I'm trying to do something really simple which somehow translates into something really difficult when Pyspark is involved.
I have a really large dataframe (~2B rows) on our platform which I'm not allowed to download but only analyse using Pyspark code. The dataframe contains position of some objects over Europe in the last year and I want to compute the density of those objects over time. I've succesfully used the function numpy.histogram2d
in the past with good results (it's the faster that I've found in numpy
at least). Since there is no equivalent of this function in pyspark
I've defined a UDF to compute the density and return a new dataframe. This works when I only process a few rows (I've tried with 100K rows):
import pandas as pd
import numpy as np
def compute_density(df):
lon_bins = np.linspace(-15, 45, 100)
lat_bins = np.linspace(35, 70, 100)
density, xedges, yedges = np.histogram2d(df["corrected_latitude_degree"].values,
df["corrected_longitude_degree"].values,
[lat_bins, lon_bins])
x2d, y2d = np.meshgrid(xedges[:-1], yedges[:-1])
x_out = x2d.ravel()
y_out = y2d.ravel()
density_out = density.ravel()
data = {
'latitude': x_out,
'longitude': y_out,
'density': density_out
}
return pd.DataFrame(data)
which I then call as this
schema = StructType([
StructField("latitude", DoubleType()),
StructField("longitude", DoubleType()),
StructField("density", DoubleType())
])
preproc = (
inp
.limit(100000)
.withColumn("groups", F.lit(0))
)
@pandas_udf(schema, PandasUDFType.GROUPED_MAP)

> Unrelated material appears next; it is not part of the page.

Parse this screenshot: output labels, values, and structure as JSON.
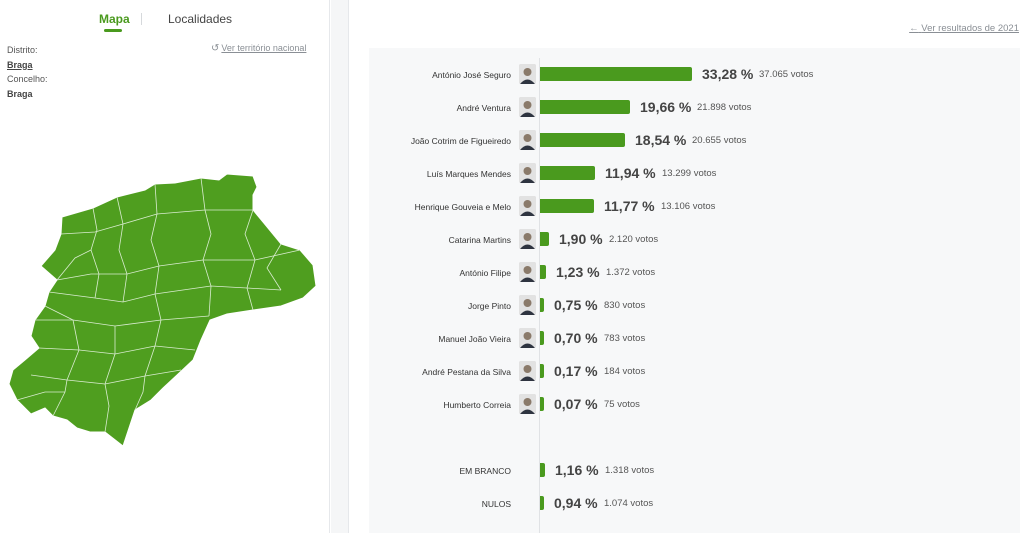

def compute_density_udf(df):
return compute_density(df)
result = preproc.groupby(["groups"]).apply(compute_density_udf)
Why am I using the GROUPED_MAP
version to apply the UDF? I didn't manage to get it work with the SCALAR
type UDF when returning with a schema, although I don't really need to group.
When I try to use this UDF on the full dataset I get an OOM, cause I believe there is only one group and is too much for the UDF to process. I'm sure there is a smarter way to compute this directly with pyspark
without an UDF or alternatively split into groups and then assemble the results at the end? Does anyone have any idea/suggestion?